Before they could enter a Fitter Family Contest, participants had to make an advance appointment and fill out a Record of Family Traits; at the Kansas State Fair, the entire examination took three and a half hours. Participants were guided through the Eugenics Building, where one expert after another recorded each family member’s social history and medical history, ascertained their temperament and personality, took blood and urine samples, and tested their IQ. Specialists measured each person’s height and weight, looked for spinal defects, and asked about exercise, diet, and daily habits. After the examination, each family received a grade. The winners had their pictures published in the local newspaper and received a medallion, “Yea, I have a goodly heritage.” (Psalms 16.6) Those who did not win were given specific instructions, such as to drink more milk, and encouraged to enter the contest again the next year. In 1924, one-third of the entrants in the Kansas Fitter Family Contest were repeaters.
Conclusion: Eugenics and Public Health Redefine the “Healthy, Normal” Baby
The Fitter Family Contests sat at the intersection of eugenics and public health education. The American Eugenics Society formally sponsored the contests as part of its eugenics education program and saw them as a way to collect family pedigree data for eugenics research. At the same time, the eugenic contests also had much in common with baby health conferences that focused on fixable health concerns, such as breast-feeding, diet, and sleep. Fitter Family Contests evaluated the home environment as well as the family inheritance, and many baby health clinics were also aligned with eugenics. For example, baby contest organizers in Vancouver worked actively to implement “negative” eugenic policies, such as sterilization. Even the National Association for the Advancement of Colored People (NAACP), which used baby contests to showcase the fitness of black babies and fundraise for its anti-lynching campaign, limited the contestants to the black community’s “Talented Tenth.”

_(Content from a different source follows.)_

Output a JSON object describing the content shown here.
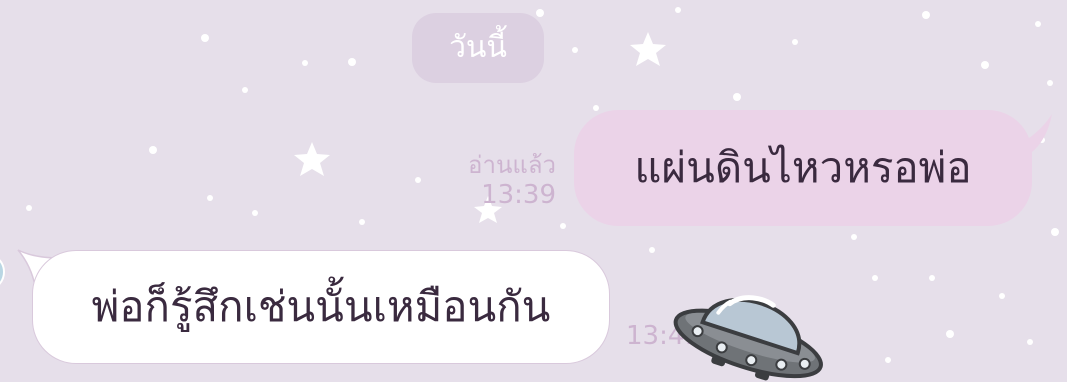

Although the Fitter Family Contests accentuated heredity, their assessments of infant health relied on the same increasingly standardized pediatric measure of “normal” height, weight, and intellectual development as the public health advocates of “better babies.” Both initiatives thus helped to narrow the definition of a “healthy, normal” baby to one that allowed little deviation from supposedly scientific norms. Fitter family contests appealed to a select group of families assumed to come from good “stock,” with the aim of differentiating them from potential “losers” who did not fit the norm.